The plans were released as part of the government’s highly anticipated review of the gambling industry in the UK which focused largely on the regulation of fixed-odds betting machines (FOBTs) in bookmakers’ physical stores.
The plans call for industry regulatory bodies, including responsible gambling charity GambleAware and the Advertising Standards Authority (ASA), to work together to form the basis for the campaign. The multi-media campaign will consist of TV adverts, along with radio, cinema, online and print advertisements. The report states that the aim of the campaign is to raise public awareness of gambling’s risks, along with showing viewers where advice and support can be sought.
The campaign is to be funded by both on and offline operators, while broadcasters will provide airtime for the advertisements. GambleAware will take the lead and ensure that the content is independently approved.

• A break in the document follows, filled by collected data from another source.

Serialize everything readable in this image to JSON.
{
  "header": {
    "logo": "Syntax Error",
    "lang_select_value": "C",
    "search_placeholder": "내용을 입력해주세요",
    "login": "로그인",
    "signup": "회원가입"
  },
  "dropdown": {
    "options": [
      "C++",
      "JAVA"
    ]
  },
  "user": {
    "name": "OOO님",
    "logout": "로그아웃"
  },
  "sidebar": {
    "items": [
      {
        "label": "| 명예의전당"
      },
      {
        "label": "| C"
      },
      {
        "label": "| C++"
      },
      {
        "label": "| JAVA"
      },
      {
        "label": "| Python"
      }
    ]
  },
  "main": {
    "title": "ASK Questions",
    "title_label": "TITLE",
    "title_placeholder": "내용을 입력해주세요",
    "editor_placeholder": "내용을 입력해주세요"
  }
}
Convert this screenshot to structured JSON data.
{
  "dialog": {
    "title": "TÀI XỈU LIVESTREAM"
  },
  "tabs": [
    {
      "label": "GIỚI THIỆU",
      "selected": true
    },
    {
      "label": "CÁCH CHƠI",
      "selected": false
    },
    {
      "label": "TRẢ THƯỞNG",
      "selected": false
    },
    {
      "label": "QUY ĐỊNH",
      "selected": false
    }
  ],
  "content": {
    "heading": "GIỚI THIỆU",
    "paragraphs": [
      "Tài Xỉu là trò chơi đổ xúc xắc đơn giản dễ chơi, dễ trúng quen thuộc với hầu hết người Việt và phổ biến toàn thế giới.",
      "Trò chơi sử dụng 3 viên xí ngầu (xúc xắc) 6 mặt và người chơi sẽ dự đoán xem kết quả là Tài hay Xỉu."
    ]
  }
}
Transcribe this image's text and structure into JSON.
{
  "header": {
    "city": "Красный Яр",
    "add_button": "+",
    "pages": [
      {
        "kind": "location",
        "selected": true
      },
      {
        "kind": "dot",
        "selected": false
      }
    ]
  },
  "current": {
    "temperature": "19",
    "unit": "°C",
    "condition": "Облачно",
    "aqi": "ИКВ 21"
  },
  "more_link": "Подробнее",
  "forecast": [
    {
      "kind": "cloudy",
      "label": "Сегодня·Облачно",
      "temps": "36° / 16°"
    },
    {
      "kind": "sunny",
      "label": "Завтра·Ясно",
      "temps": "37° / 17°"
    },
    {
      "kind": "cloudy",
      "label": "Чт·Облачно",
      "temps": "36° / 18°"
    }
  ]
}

Authored by the Department for Digital, Culture, Media and Sports (DCMS), the report was eagerly awaited on by operators, regulators, and political parties.
Expected news for operators
Back in September, a number of betting firms, along with advertisers and broadcasters, made a formal offer to government to fund such an advertising campaign. Industry groups had prior access to the findings of the report and reacted by making an offer of their own to run a responsible gambling campaign.
The government’s plan is more expensive than the £8m originally envisaged in September, though operators were quick to point out at the time that the offer highlighted how serious they were in tackling problem gambling, along with educating and raising awareness.
Not all feel the same however. Critics of the offer claimed that the move was a ploy to appear socially responsible while avoiding tighter restrictions and regulation.
Deputy leader of the Labour party, Tom Watson, has been one particularly vocal critic of the actions and behaviour of gambling operators in recent months. The deputy leader has called for a ban of firms sponsoring football teams’ shirts and for bookmakers to fund a levy to help treat those with a gambling addiction.
Watson himself expressed disappointment at both the lack of action from government and the findings of the review which he felt has let bookmakers off the hook. While the review has called for this advertising campaign, it stopped short of imposing new advertising restrictions on the industry.